We will take up these comments of the Sages in the next class, dog and all. The first principle in interpreting their ancient wisdom is that the more striking and the more outrageous the metaphor, the greater the profundity that lies under its surface. It suffices to point out for now that they clearly viewed the key to interpretation of this book in that it is about Redemption. As we will see as we go along, the Sages viewed this separation of Orpah and Ruth as representing the point of separation of Good and Evil as a prelude to Redemption. Kabbala teaches that in our world, good and evil, darkness and light, are inextricably intermixed. The task of man leading to redemption is to separate them, to consign each one to tos rightful place. On the road to Bethlehem, Naomi called both Orpah and Ruth,”my daughters”. This means that Orpah also could have been the mother of David. Once Orpah turned her back on the possibility of standing in direct line to the Messiah, she did not simply go back to her hearth and her normal, everyday existence in a little house in Moab. She, consciously or not, fell into the deepest evil, and her descendents were now found among those who “reviled the camp of the Living God”. The lesson to us everyday folk is that, yes, there is a spiritual universe that surrounds us on all sides, there are momentous choices, our decisions matter, and at times they are of immense import to us, our descendents and the entire world.

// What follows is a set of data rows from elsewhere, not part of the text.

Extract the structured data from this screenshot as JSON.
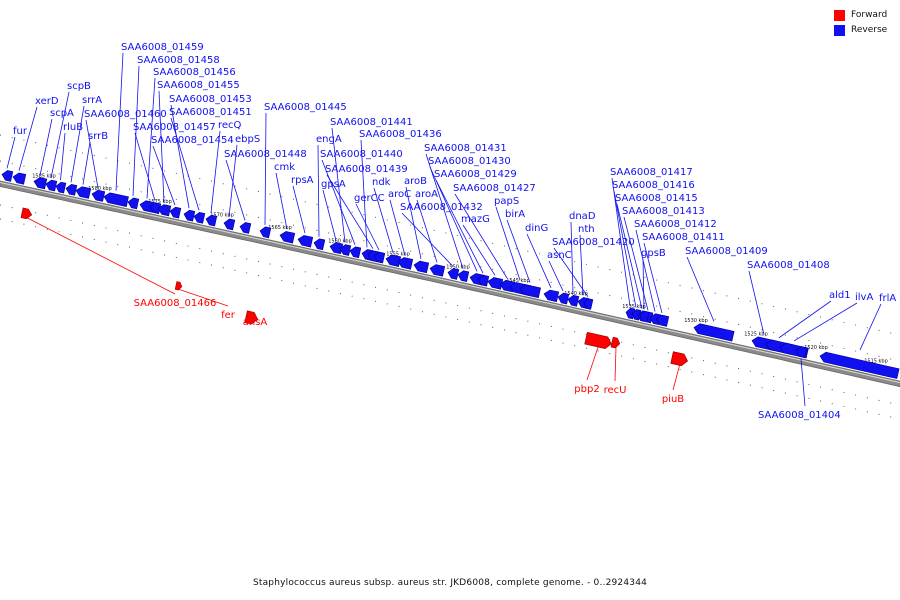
{
  "legend": {
    "forward_label": "Forward",
    "reverse_label": "Reverse",
    "forward_color": "#ff0000",
    "reverse_color": "#1010f0"
  },
  "caption": "Staphylococcus aureus subsp. aureus str. JKD6008, complete genome. - 0..2924344",
  "scale_labels": [
    "1585 kbp",
    "1580 kbp",
    "1575 kbp",
    "1570 kbp",
    "1565 kbp",
    "1560 kbp",
    "1555 kbp",
    "1550 kbp",
    "1545 kbp",
    "1540 kbp",
    "1535 kbp",
    "1530 kbp",
    "1525 kbp",
    "1520 kbp",
    "1515 kbp"
  ],
  "reverse_genes": [
    "fur",
    "xerD",
    "scpA",
    "scpB",
    "rluB",
    "srrA",
    "srrB",
    "SAA6008_01460",
    "SAA6008_01459",
    "SAA6008_01458",
    "SAA6008_01456",
    "SAA6008_01457",
    "SAA6008_01455",
    "SAA6008_01454",
    "SAA6008_01453",
    "SAA6008_01451",
    "recQ",
    "ebpS",
    "SAA6008_01448",
    "SAA6008_01445",
    "cmk",
    "rpsA",
    "engA",
    "gpsA",
    "SAA6008_01441",
    "SAA6008_01440",
    "SAA6008_01436",
    "SAA6008_01439",
    "gerCC",
    "ndk",
    "aroC",
    "aroB",
    "aroA",
    "SAA6008_01432",
    "SAA6008_01431",
    "SAA6008_01430",
    "SAA6008_01429",
    "mazG",
    "SAA6008_01427",
    "papS",
    "birA",
    "dinG",
    "asnC",
    "dnaD",
    "nth",
    "SAA6008_01420",
    "SAA6008_01417",
    "SAA6008_01416",
    "SAA6008_01415",
    "SAA6008_01413",
    "SAA6008_01412",
    "gpsB",
    "SAA6008_01411",
    "SAA6008_01409",
    "SAA6008_01408",
    "ald1",
    "ilvA",
    "frlA",
    "SAA6008_01404"
  ],
  "forward_genes": [
    "SAA6008_01466",
    "fer",
    "ansA",
    "pbp2",
    "recU",
    "piuB"
  ]
}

God fashions History out of human choices.

It used to be that man perceived himself very small and God immense, filling all space and allowing man no corner for self-expression. Later man felt himself so large and important as to fill the entire universe and he restricted God to a small and useful role within man’s world. We, in our own time and place, see ourselves as taking up a tiny part of a meaningless and essentially empty universe, and God, we are not even entirely sure where He resides. We can understand and justify anything becasue we don’t value anything. The episode on the road to Bethlehem teaches the contrary- this world of choices that Hashem graciously created and granted into our power, this world is our world – to redeem or to pollute, and in this holy work of History, He is our Partner.